À cette question, la Cour répond par la négative, considérant qu’une telle disposition nationale de nature exceptionnelle n’est pas contraire au droit de l’Union. Elle estime que l’obligation de perception de la taxe doit être mise en balance avec le respect du principe du délai raisonnable de jugement, lequel constitue un droit fondamental.
La Cour reconnaît ainsi la validité d’une mesure nationale aboutissant à l’extinction d’une créance fiscale au nom du respect d’un droit fondamental (I), tout en prenant soin de définir un cadre strict à cette solution afin d’en limiter la portée (II).
I. La validation d’une extinction procédurale de la créance fiscale au nom du principe de délai raisonnable
La Cour de justice admet qu’une créance de TVA puisse être neutralisée par une mesure procédurale nationale, en justifiant cette dernière par la nécessité de mettre un terme à des procédures d’une durée excessive (A), ce qui la conduit à faire prévaloir le principe du délai raisonnable de jugement sur l’obligation de recouvrement de l’impôt (B).

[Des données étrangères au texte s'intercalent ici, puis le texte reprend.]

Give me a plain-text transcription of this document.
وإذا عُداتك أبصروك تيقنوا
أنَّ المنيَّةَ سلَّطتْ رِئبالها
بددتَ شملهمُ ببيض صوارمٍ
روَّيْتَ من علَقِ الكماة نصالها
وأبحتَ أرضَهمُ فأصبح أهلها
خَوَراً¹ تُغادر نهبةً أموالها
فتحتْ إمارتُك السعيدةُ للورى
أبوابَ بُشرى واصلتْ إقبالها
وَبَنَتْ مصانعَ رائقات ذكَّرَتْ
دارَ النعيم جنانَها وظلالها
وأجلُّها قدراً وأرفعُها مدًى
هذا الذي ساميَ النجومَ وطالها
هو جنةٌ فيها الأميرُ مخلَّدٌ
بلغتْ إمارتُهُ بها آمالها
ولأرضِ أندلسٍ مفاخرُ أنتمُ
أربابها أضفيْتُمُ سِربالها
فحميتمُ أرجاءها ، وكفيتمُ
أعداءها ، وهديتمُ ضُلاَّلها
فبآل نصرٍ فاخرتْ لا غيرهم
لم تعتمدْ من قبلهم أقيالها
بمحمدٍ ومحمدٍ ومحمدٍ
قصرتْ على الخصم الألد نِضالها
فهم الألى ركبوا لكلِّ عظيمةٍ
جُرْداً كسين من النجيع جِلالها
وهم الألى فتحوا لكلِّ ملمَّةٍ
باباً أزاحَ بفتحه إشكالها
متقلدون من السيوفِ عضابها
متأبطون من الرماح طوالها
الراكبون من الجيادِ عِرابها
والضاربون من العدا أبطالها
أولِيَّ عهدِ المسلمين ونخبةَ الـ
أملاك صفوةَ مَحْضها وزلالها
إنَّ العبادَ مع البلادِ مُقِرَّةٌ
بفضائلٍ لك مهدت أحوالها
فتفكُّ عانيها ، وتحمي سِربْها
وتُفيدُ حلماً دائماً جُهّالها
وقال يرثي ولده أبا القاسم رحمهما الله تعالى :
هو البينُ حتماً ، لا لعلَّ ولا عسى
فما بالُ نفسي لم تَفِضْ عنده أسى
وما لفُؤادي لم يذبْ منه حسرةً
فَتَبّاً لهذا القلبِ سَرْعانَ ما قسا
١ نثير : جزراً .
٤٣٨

A. La justification de la mesure nationale par la durée excessive de la procédure
La Cour souligne d’emblée que la disposition nationale en cause poursuit un objectif légitime, celui de « remédier à la violation du respect du délai raisonnable prévu à l’article 6, paragraphe 1, de la CEDH ». Elle constate que la loi italienne ne s’applique qu’aux procédures dont l’origine remonte à plus de dix ans et, en pratique, à plus de quatorze ans au moment de l’entrée en vigueur de la loi. Les faits de l’affaire au principal, datant de près de trente ans au moment de l’arrêt, illustrent de manière particulièrement forte la durée excessive de ces contentieux.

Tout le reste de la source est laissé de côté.